Customer service is all about putting customers first. Their needs come first and your needs come second. If a customer expects a response from you in 24 hours, and you respond in 48 hours, you’re putting your needs first. Customers want consistency and dependability. If you say you will respond within 24 hours and you do it, they will turn to you with confidence the next time they need a response within 24 hours.

Customers like to feel special. Feeling special is a wonderful feeling you can give your customers by over-delivering in every area. Exceed their expectations! Imagine sending an e-mail with a question to a retailer and expecting a response the next day, only to receive one with half an hour. Would you feel special?

Another way to make customers feel special is to stay in touch with them. With your mailing list on computer, this is easy. You can send online holiday and even birthday greetings without the expense of supplies and postage.

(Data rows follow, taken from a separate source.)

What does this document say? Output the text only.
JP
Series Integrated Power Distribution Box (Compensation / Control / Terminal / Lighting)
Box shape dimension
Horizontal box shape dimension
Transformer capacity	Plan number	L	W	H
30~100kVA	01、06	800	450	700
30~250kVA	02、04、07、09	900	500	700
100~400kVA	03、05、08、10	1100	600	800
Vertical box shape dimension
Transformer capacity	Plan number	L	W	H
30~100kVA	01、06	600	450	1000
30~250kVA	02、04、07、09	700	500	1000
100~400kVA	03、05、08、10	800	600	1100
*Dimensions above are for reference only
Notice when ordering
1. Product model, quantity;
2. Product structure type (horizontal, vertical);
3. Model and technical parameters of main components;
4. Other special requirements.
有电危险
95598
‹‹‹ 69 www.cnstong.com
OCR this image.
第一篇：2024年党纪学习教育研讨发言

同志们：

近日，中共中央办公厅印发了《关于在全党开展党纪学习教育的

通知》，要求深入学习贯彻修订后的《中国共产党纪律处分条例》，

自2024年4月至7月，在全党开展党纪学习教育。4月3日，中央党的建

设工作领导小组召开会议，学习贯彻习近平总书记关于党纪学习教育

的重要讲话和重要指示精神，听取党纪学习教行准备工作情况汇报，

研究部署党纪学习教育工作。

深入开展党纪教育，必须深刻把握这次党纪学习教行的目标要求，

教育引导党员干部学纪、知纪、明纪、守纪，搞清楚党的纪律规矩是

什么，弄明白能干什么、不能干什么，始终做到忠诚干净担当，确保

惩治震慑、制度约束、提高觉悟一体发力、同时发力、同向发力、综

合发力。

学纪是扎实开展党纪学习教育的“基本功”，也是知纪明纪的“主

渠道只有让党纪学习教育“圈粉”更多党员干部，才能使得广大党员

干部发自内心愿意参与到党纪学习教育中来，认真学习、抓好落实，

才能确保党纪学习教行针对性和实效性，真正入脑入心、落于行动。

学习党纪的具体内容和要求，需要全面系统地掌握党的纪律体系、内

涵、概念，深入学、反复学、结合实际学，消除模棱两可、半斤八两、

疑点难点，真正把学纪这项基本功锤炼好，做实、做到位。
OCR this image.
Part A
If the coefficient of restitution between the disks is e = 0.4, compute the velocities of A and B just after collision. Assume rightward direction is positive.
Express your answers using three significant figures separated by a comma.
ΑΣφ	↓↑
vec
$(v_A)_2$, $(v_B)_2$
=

You can include helpful advice on various topics or offer something for free that they would appreciate. If you do, make sure the quality of the product is at least equal to the quality of your products, including the presentation or packaging. You always want to appear to be putting their needs ahead of yours.

Follow-up service after the sale should be just as good as or better than the service provided before the sale. Have you received excellent service before a sale then been put on hold for an hour when there was a problem with your purchase? Or got a customer service representative that obviously wanted to get you off the line as soon as possible? How did this make you feel about doing further business with the company? What if they had responded to your problem with the same excellent service they had given you in selling you the product? Would it make you want to be a loyal customer?

Honesty is a major component of a successful business. Few things are more infuriating than to invest in a product only to find out that you didn’t get what was promised. You should always project honesty about the quality, use, and benefits of your products. If enough customers get angry about false promises, they can put a company out of business. Honesty can be viewed as a major component in good customer service that builds trust and consequent repeat business.

Customer service personnel should be well trained. Having well-trained sales and marketing employees is only half the job. Sales people get customers, but customer service representatives keep customers. Consumers dislike a company that has well-trained sales people and poorly trained or untrained customer service representatives. Bad publicity travels fast and reverses marketing efforts. You should spend as much time training your customer service representatives as you do your sales team.

The quality of your customer service should be at least as good as that of your competition or you won't keep customers long term. Reputable companies develop the trust of consumers and have the least trouble selling their products and services. The marketplace admires how they operate and treat their customers. One of the tenets of a reputable company is its commitment to providing excellent customer service. When a company has great customer service even the most difficult customer will leave feeling better.

Customer service should be of a consistent quality. You can walk into any McDonalds in the world and know what you will get. The food is prepared everywhere the same way. What if you walked into a McDonalds and got well-prepared french fries one day and badly prepared french fries the next day? The lack of consistency would discourage you from coming back. Consumers seek the same consistency from the companies they do business with that franchisees are known for providing.

What about customers who lie? Even when you think a customer is lying, it’s wise to give him the benefit of the doubt. Only a very few customers will actually take advantage of you. Procter and Gamble once received a complaint about a bad diaper, and the company sent her several cartons of diapers in response. The company sure got good word-of-mouth advertising by that action instead of bad publicity. Any amends made to customers can be considered a cost of doing business.

If you create, project, and maintain a positive image of your company, the competition will have to work hard to steal your regular and prospective customers. Developing brands work on projecting images. Sony and Lexus, for example, both project the image of quality products and superior customer care. If two products or services are of equal quality and one sells better than another, especially at a higher price, image is the reason.

These tips will help improve any company that applies them. By improving customer service, they will improve the retention rate.